Rarely, if ever, blended (except to make champagne and other fine sparklers), Pinot Noir is known both for vibrantly juicy wines marked by hints of raspberries cherries and plums and for soft, ethereal, mellow wines with hints of chocolate, game and even vegetal notes.
It’s called the heartbreak grape, not only because it’s tricky to grow, is picky about its soil, doesn’t like the heat and is so thin-skinned that it’s susceptible to mildew, rot, frost, but also because fine Pinot wine is just so hard to find. All too often it flatters to deceive and just when you’ve found a great one, you try another only to leave cruelly disappointed, suffering from what I term post-Pinot tristesse. Don’t you hear the devil’s laughter?
The French will tell you that only in Burgundy or Champagne does Pinot Noir really sing. That if you want floral, perfumed Pinot you should go to Beaune and that if you want voluptuous, juicy wines, you should make for Morey-St-Denis. For spice, go to Pommard; for elegance go to Volnay; for earthy weight go to Nuits-St. Georges and so on.
And if you want fine Pinot Noir-based fizz, head to Champagne and producers such as mighty Bollinger. Or try one of the smaller producers such as Henri Chauvet, whose Blanc de Noirs Brut NV is a glorious blend of 90 per cent Pinot Noir and 10 per cent Pinot Meunier, full of toast, brioche and citrus.
But hang on a tick. If you’re so keen on Pinot Noir, why not look further afield? Despite what the French say, there are increasingly fine sweet spots where this most capricious of varieties has deigned to shine.
One of my all-time favourite expressions comes from Hamilton Russell Vineyards in the Hemel-en-Aarde Valley in South Africa. Here, thanks to warm days tempered by cooling sea breezes, Anthony HR and his team produce gorgeously drinkable wines full of soft, silky-smooth, mellow fruit. Neighbouring wineries such as Bouchard Finlayson, Newton Johnson and La Vierge are not far behind.
For Pinot Noirs characterised by vibrant fresh and sour cherry notes, brighter and livelier than those of Burgundy and less earthy and vegetal, try those from Central Otago in New Zealand. Here wineries such as Mount Difficulty, Mount Edward, Amisfield, Rippon, Felton Road and Quartz Reef produce astoundingly fine wines.

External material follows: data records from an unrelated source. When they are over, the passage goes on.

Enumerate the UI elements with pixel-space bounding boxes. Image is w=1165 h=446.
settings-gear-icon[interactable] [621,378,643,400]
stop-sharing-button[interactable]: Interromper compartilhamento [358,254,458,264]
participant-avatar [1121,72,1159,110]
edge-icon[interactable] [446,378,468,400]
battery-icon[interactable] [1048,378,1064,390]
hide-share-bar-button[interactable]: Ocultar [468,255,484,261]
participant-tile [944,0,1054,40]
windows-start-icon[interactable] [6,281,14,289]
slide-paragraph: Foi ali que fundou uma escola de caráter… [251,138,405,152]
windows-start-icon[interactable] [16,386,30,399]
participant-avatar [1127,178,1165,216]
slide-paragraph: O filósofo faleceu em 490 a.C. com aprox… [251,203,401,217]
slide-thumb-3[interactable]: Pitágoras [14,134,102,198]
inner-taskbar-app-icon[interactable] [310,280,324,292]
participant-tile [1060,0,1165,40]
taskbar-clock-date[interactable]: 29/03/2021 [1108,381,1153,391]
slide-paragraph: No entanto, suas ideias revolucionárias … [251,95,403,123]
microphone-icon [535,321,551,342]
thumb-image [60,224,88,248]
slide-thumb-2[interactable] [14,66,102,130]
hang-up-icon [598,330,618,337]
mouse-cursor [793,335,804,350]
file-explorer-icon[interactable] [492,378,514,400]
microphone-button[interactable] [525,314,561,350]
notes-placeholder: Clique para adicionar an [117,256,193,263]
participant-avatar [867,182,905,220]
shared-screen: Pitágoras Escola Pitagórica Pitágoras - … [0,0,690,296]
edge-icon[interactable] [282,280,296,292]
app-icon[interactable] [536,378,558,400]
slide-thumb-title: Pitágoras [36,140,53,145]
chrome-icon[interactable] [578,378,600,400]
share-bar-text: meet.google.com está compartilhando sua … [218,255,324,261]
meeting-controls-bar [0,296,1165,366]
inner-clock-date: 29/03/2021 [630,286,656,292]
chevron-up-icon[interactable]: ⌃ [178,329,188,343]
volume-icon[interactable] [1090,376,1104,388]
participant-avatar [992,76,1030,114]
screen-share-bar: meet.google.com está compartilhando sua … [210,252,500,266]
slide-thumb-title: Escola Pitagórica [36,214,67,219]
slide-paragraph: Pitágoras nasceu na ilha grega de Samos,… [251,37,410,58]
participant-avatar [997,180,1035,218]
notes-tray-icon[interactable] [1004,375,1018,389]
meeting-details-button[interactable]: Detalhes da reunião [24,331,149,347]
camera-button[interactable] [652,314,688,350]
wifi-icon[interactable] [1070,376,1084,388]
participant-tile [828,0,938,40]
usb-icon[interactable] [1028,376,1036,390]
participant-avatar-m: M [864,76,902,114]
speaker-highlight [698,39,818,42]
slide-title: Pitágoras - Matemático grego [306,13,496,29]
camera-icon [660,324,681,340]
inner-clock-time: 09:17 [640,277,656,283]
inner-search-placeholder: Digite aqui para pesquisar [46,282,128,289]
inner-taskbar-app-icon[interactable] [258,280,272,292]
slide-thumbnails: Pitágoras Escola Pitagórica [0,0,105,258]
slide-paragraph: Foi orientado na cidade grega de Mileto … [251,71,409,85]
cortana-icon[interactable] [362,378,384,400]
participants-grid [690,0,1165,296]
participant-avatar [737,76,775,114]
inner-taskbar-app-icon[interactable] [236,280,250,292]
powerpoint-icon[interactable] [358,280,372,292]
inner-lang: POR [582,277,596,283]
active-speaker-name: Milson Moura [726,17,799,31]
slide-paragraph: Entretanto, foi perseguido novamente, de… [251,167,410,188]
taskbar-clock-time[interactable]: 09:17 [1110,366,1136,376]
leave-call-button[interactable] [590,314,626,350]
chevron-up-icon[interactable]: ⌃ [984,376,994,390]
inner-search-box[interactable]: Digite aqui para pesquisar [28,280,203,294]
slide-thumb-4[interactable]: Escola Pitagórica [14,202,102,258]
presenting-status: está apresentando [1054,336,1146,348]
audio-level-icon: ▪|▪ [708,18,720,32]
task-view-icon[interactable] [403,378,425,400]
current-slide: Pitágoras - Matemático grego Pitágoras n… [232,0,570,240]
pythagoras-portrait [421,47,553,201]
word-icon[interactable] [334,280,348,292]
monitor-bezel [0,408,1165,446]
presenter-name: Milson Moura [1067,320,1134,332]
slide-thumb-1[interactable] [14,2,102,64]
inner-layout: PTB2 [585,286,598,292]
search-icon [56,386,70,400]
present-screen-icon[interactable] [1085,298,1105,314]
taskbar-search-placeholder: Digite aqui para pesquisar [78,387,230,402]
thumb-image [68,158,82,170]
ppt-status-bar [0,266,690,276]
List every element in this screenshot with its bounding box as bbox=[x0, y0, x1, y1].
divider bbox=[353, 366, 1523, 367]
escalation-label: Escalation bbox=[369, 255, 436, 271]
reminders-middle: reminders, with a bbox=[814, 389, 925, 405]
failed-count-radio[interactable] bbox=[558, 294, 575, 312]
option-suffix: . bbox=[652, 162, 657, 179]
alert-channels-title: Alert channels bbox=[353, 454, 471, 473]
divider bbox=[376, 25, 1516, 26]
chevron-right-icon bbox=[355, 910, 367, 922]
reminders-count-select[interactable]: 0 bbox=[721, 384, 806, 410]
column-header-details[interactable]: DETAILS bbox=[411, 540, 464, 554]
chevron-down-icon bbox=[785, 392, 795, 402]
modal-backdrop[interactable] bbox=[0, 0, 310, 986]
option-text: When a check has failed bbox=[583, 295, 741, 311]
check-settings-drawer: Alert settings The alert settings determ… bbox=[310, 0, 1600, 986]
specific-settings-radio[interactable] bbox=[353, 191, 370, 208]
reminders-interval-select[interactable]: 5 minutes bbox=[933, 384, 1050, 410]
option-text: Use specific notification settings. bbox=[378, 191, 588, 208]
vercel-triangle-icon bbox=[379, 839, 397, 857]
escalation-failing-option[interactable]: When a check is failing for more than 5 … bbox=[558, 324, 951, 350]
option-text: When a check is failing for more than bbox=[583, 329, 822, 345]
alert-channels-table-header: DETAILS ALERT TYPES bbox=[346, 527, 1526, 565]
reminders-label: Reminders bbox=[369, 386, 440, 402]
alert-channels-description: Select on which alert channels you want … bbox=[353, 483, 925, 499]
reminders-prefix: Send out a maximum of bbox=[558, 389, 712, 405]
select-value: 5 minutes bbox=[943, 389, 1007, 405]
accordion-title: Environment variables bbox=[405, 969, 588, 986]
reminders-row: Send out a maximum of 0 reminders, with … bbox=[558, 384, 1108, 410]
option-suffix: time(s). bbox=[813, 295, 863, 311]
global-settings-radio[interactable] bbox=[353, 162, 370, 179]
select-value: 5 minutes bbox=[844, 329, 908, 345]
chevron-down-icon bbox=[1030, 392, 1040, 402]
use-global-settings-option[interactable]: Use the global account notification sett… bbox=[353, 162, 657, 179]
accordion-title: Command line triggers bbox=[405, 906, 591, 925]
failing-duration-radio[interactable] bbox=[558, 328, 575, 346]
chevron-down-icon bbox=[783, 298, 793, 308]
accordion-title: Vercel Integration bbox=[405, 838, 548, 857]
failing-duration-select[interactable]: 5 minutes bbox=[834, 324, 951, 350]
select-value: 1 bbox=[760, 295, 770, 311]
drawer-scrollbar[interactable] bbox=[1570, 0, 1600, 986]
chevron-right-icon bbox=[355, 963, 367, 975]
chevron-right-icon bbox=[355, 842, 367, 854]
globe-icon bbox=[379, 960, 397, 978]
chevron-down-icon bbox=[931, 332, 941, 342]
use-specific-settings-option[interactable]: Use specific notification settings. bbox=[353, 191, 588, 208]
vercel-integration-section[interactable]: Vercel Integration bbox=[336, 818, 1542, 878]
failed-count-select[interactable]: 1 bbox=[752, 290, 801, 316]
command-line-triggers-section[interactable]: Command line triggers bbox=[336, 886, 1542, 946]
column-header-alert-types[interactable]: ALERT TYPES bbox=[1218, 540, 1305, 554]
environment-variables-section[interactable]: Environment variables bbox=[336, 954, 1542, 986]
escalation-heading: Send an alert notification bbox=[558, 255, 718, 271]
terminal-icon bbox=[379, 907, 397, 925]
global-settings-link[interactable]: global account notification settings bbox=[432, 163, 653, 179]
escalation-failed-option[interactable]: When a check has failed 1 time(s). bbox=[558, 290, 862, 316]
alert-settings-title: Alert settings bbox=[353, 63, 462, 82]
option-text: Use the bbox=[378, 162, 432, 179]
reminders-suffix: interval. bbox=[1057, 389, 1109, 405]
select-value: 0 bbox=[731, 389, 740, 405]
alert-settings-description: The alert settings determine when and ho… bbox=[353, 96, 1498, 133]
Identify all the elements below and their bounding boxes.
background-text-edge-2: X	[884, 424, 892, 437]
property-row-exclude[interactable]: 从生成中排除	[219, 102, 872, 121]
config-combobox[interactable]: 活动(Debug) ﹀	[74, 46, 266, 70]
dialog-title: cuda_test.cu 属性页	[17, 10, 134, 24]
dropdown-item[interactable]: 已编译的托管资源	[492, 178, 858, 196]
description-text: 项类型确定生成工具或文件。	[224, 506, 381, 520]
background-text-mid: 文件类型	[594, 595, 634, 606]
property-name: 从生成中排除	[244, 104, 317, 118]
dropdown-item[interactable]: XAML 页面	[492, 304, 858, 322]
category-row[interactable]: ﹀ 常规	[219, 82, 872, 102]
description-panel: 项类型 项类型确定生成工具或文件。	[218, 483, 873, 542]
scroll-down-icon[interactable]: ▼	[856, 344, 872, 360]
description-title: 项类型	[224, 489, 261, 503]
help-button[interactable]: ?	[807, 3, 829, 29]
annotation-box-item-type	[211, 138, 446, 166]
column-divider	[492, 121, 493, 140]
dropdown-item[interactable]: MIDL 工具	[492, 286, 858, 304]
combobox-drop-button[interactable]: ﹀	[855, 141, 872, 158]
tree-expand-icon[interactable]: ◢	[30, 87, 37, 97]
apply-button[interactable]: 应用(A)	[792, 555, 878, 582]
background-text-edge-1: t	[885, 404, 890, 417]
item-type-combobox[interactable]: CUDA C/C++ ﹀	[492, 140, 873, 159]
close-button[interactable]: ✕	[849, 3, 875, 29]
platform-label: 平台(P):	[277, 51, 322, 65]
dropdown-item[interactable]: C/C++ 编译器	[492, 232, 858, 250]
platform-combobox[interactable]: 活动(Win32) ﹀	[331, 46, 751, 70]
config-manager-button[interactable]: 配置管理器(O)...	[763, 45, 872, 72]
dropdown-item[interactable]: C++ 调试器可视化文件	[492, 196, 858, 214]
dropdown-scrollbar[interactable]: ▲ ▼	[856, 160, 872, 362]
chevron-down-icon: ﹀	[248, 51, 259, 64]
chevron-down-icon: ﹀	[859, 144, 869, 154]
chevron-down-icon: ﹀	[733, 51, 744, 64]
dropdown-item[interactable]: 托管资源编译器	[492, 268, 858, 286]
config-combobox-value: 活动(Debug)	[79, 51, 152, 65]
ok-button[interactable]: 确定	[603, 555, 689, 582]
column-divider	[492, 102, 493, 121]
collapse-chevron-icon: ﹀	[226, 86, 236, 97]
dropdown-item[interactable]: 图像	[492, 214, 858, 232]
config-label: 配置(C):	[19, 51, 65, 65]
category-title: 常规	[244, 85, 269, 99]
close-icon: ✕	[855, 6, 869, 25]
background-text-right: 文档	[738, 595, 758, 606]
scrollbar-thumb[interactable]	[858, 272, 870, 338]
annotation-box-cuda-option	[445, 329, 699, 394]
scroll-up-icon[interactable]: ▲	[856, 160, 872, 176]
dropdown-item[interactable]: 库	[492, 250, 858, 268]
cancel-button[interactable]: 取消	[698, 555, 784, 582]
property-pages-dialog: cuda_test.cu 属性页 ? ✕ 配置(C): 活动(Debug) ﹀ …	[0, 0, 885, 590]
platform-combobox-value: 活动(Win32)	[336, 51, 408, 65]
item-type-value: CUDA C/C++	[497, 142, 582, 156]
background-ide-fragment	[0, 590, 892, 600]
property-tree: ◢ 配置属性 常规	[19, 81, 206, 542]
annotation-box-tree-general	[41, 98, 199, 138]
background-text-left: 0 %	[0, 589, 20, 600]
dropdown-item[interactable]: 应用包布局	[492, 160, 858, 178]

Travel north to Marlborough and if you don’t fall under the spell of Seresin Estate’s remarkable expressions such as their Sun and Moon, Raupo Creek and the madly accessible Leah and Rachel, then I don’t think you’re a Pinot lover at all.
Then there’s Mornington Peninsula in Victoria, Australia (seek out Stonier, Moorooduc, Crittenden and Paringa) and Russian River in Sonoma County, California (Marimar, Lynmar and De Loach).
Oh and what about Oregon? It’s no accident that Burgundy royalty in the form of Veronique Drouhin (of Maison Joseph Drouhin) was moved to make wine there. And don’t forget the Niagara Peninsula of Canada, where the likes of Norm Hardie make wonderfully complex examples.
Closer to home there’s Germany (where the grape is known as Spatburgunder) and neighbouring Alsace, best known for its whites but where every grower makes light and elegant Pinot Noirs too.
Even Britain is in on the act and not just for sparklers. Balfour ‘The Suitcase’ from Hush Heath Estate in Kent is just one of several tasty still English Pinots I’ve sampled recently.
Fine burgundy might be off limits for the foreseeable but that doesn’t mean fine Pinot Noir is too.